Sensitivities – Sometimes people are not allergic to an ingredient, but it doesn’t sit well with them. For example, if someone tells you that gluten makes their stomach hurt, sometimes they might politely accept food with gluten. While it may not technically be an allergy, sensitivities are signs from the body that we should pay attention to.
Special Diets – At OUR ECOVILLAGE we try to “hold one another in our highest regard”. That means we don’t try to argue with people about what they eat and we support one another’s choices about what they do with their own bodies. People go onto diets for all kinds of reasons, so the best thing to do when someone says they are on a diet, is to ask what their favourite food is that fits within their diet.

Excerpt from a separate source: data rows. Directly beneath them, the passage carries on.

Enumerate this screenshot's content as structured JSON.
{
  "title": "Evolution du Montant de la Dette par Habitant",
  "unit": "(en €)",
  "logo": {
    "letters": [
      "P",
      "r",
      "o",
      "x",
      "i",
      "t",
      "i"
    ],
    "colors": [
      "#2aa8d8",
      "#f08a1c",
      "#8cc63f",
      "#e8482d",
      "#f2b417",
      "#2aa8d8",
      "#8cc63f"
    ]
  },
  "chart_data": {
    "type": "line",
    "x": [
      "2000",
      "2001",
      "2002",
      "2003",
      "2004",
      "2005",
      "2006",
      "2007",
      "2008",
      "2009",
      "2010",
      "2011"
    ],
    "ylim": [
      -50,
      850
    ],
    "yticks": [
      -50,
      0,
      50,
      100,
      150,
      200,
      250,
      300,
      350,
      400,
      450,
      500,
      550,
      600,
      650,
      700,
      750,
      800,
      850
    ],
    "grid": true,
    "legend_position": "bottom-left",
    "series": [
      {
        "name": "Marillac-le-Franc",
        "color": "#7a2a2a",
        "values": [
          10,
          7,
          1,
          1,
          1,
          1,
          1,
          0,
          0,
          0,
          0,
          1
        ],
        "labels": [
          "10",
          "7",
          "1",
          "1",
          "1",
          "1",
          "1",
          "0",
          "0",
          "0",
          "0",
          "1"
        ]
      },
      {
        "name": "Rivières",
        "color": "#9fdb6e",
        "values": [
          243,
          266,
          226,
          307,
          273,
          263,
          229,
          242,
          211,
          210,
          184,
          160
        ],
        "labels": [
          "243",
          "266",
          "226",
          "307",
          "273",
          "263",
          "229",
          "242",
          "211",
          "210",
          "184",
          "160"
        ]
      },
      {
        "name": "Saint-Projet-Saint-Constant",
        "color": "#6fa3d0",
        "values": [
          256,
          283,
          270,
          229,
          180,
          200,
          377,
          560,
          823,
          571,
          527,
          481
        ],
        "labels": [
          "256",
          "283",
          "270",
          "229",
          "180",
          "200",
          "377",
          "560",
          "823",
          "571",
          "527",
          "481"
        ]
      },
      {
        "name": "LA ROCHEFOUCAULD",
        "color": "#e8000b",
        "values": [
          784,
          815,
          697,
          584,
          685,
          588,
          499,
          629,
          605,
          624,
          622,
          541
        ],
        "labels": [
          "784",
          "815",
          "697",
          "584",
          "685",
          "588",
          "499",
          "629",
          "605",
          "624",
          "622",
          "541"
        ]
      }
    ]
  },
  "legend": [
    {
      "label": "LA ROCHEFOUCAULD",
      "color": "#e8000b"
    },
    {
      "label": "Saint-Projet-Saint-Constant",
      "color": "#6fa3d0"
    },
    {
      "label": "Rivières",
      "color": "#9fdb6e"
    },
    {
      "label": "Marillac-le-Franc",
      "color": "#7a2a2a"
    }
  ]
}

Preferences – We all have our preferences. Because I’m the main chef at OUR ECOVILLAGE, most people are stuck with what I like to eat! Truly, why would anyone want to do anything but be a chef…but I digress. It can be hard to distinguish between a sensitivity and a preference, but it usually doesn’t matter. Some people ‘can’t’ eat spicy food because they just don’t like it; others get sick to their stomachs if they eat anything that bites back.
In Old Turtle, the little girl had to remind the people that “you are loved, and so are they.” After they realized that Truth is all around them, “slowly, as the people met other people different from themselves, they began to see. . .themselves.” By paying attention to the diverse needs of the people you are cooking for, it won’t just be your cooking repertoire that will broaden. Some of us consider food a highly emotional topic, so you can gain a deeper understanding of others by paying attention to what they eat. In the kitchen, when you explore one anothers perspectives, you are showing each other love.
Part of the “Personal/Social” component of BC’ curriculum’s Core Competencies is Social Awareness & Responsibility By learning how to cook for diverse needs, you can show social responsibility, contributing positively to your community and sustaining healthy relationships.